Keep It Brief and Avoid Cliches
Most essays ask for 500 words or less, and cover letters should not exceed one page. Achieve this by sticking to main points and avoiding excessive detail. For example, if you had a life-changing experience on a camping trip, focus on the specific experience. Information on how well you slept adds unnecessary fluff to the essay, which is not likely to be well received.
Cliches are overused phrases that make your essay blend in rather than stand out, and should be avoided. For example, if you enjoy customer service, try something like "The energy of patrons motivates me," rather than "I am a people person."
Emphasize Your Qualifications
Most job descriptions or college applications provide a list of what they are looking for. Consult this list and emphasize qualifications you meet. For example, if you are applying for a scholarship that asks for 100 hours of community service and you have 150, bring it up in the letter by writing about your dedication to your community.
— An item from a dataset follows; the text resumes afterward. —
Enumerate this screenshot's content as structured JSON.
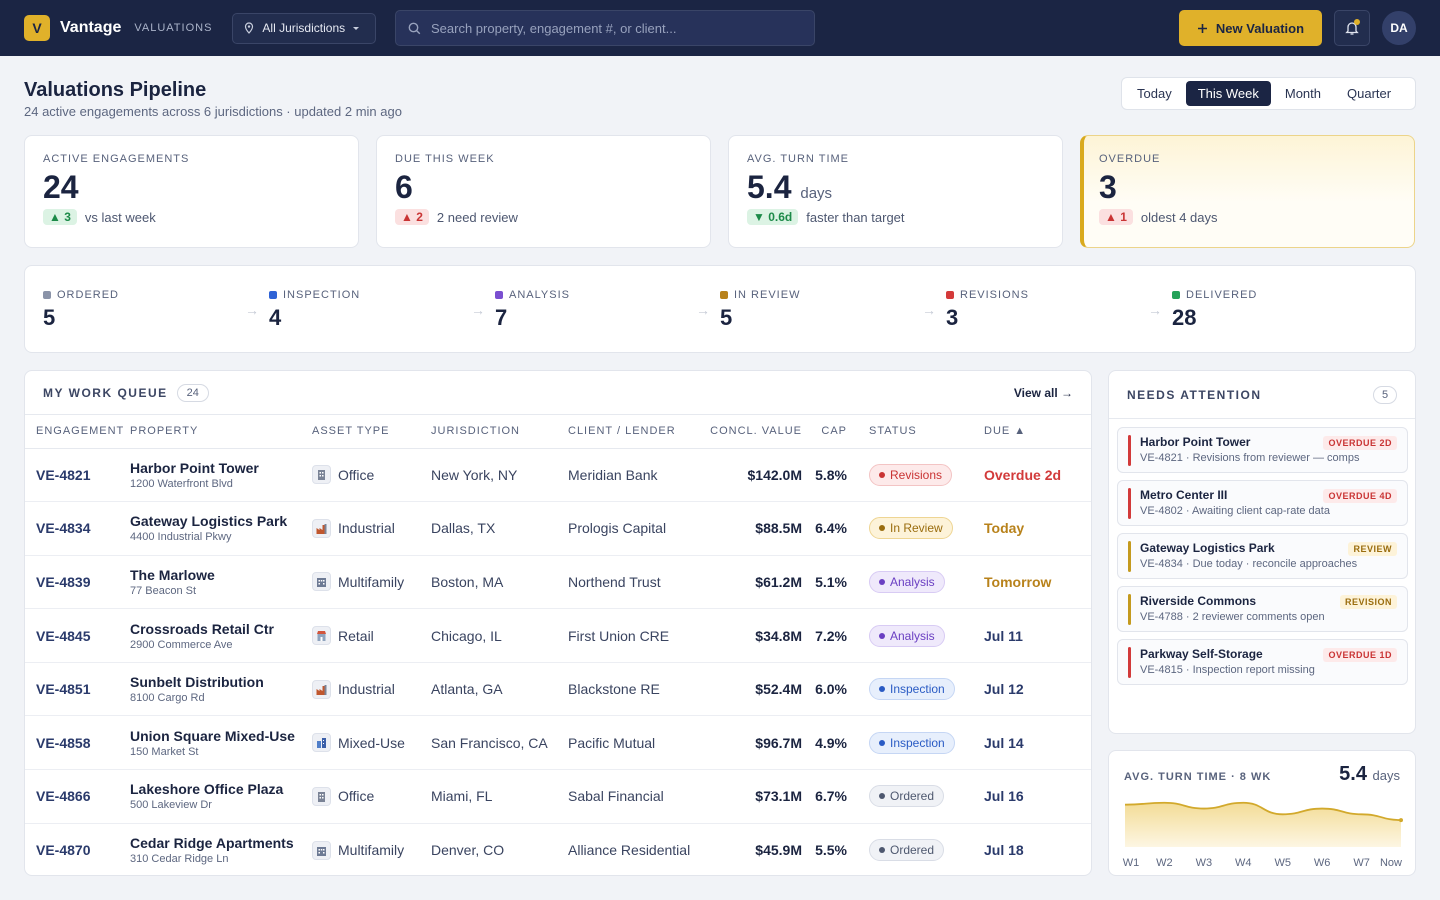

Highlight the strengths revealed in how you meet the qualifications. If you believe you are a dependable employee, use part of your cover letter to explain how you make it a point to help out when you hear of someone who needs an extra hand.
Explain Why You Are Worthy
You want to tell your audience why their institute would benefit from your presence. Get familiar with the company or scholarship organization you are applying to and explain how you fit their cause. For example, if you are seeking employment with a company known for being environmentally conscious, include ways you try to help the environment. Maybe you recycle and started a recycling drive or cut down on waste by making things yourself. Know the background of scholarships you apply to. For example, a scholarship sponsored by the Parent-Teacher Association may want to see ways you help put on academic functions.
Show Your Personality
When responding to an essay prompt or writing a cover letter, avoid generalizations. Often applicants find an easy way to relate and write an essay that could have been written by anyone. Avoid this by taking an experience and narrowing it to reveal your unique qualities. For college and scholarship applications, the essays usually request a particular accomplishment that you are proud of. You may include that you volunteer at a food bank in your resume. Rather than summarize your experience, illustrate what it has meant to you by writing about a time you helped a patron find a better job or connected to them.